See this recent thread for more info on the BOM (and removing it): [webmasterworld.com...]
So, you seem to be OK in your particular situation providing you keep to the basic set of characters in your HTML/PHP document or use numeric char refs. Certainly something to be aware of. What is best practise in this case? Have a mixture of character encodings or go 100% UTF-8?
kapow: A typical test page I just created has this in the css file:
@charset "utf-8";
Do external CSS files need to be UTF-8 encoded? Do they contain any content? Do they contain any non-ANSI chars?
So would Notepad++ allow him to past ANSI text into Notepad++ and then (still in Notepad++) convert to UTF-8?
Yes, I believe so (as mikewm mentions above), but be sure to pick the "Format > Convert to UTF-8 without BOM", not simply the "Encode to" option as this could lose data!
What is best practise in this case? Have a mixture of character encodings or go 100% UTF-8?
To quote encyclo, from this thread: ANSI, Unicode, UTF-8, and the path of most resistance! [webmasterworld.com]
>> 3.) Should I save all the files as utf-8?
The answer to question three is yes, keep it consistent - go utf-8 for everything by default - even if you think the page only contains ASCII characters you will be saving yourself a lot of hassle in the long run. Note: don't use anything outside the usual ASCII range for PHP function names and such.
...and my table's collation in the database is set to utf8_bin.
I really don't know much about the database specifics here I'm afraid.
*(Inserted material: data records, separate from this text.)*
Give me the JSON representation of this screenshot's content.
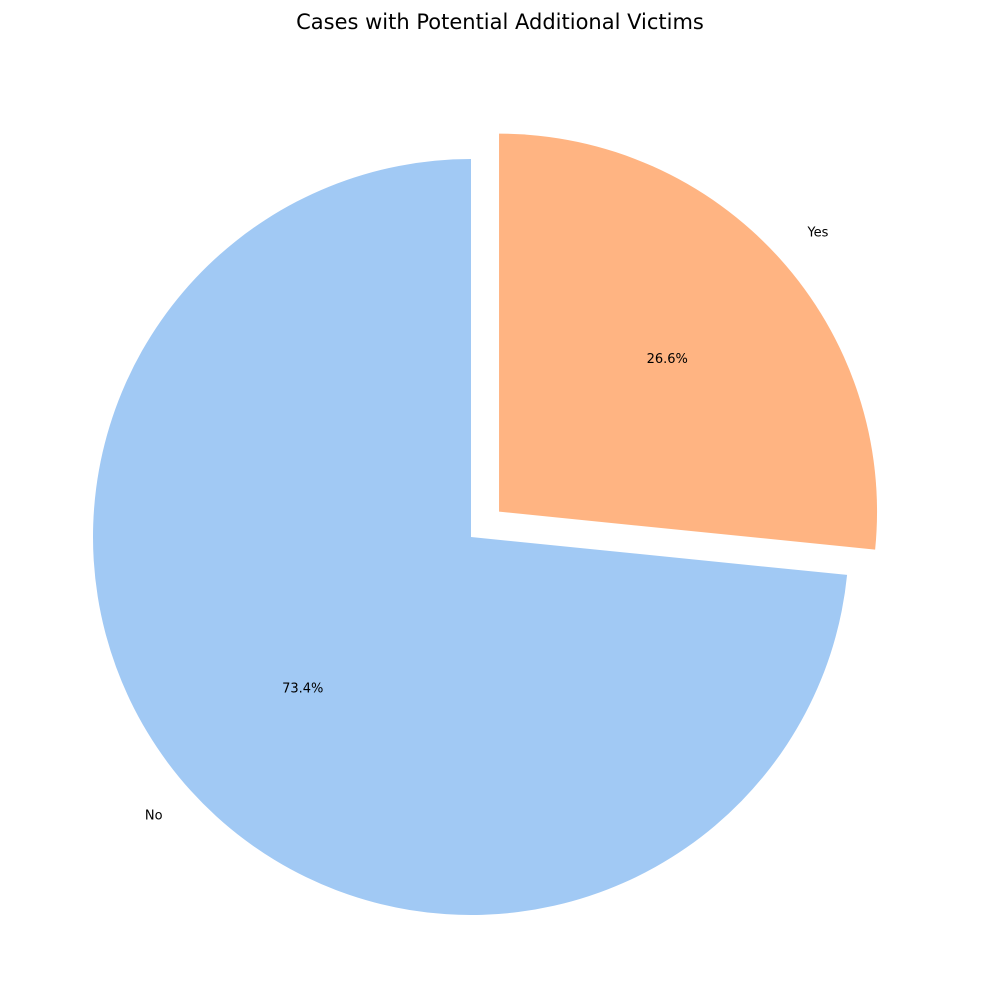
{
  "chart_data": {
    "type": "pie",
    "title": "Cases with Potential Additional Victims",
    "slices": [
      {
        "label": "No",
        "value": 73.4,
        "pct_label": "73.4%",
        "color": "#a1c9f4",
        "explode": 0
      },
      {
        "label": "Yes",
        "value": 26.6,
        "pct_label": "26.6%",
        "color": "#ffb482",
        "explode": 0.1
      }
    ],
    "start_angle_deg": 90,
    "direction": "counterclockwise",
    "legend": "none"
  }
}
But isn't the collation just the rules that govern how characters are compared, not how they are actually stored/encoded?
[dev.mysql.com...]
utf8_bin - Binary collation (case-sensitive comparison ?)
Looking around, I would guess that the correct character set encoding to use is simply 'utf8'. And perhaps set after having connected to the DB like:
SET NAMES utf8
Just a thought... if data has already been written to the DB with a latin charset, it may need to be converted... read as latin, written back as utf8? (not sure)
This is rather speculative, however, so may be the Database forum [webmasterworld.com] can offer more sound advice? In fact I notice that the latest thread "MySQL converting character sets question [webmasterworld.com]" perhaps deals with a related topic (although no replies as yet).
I would be interested to know the outcome of this.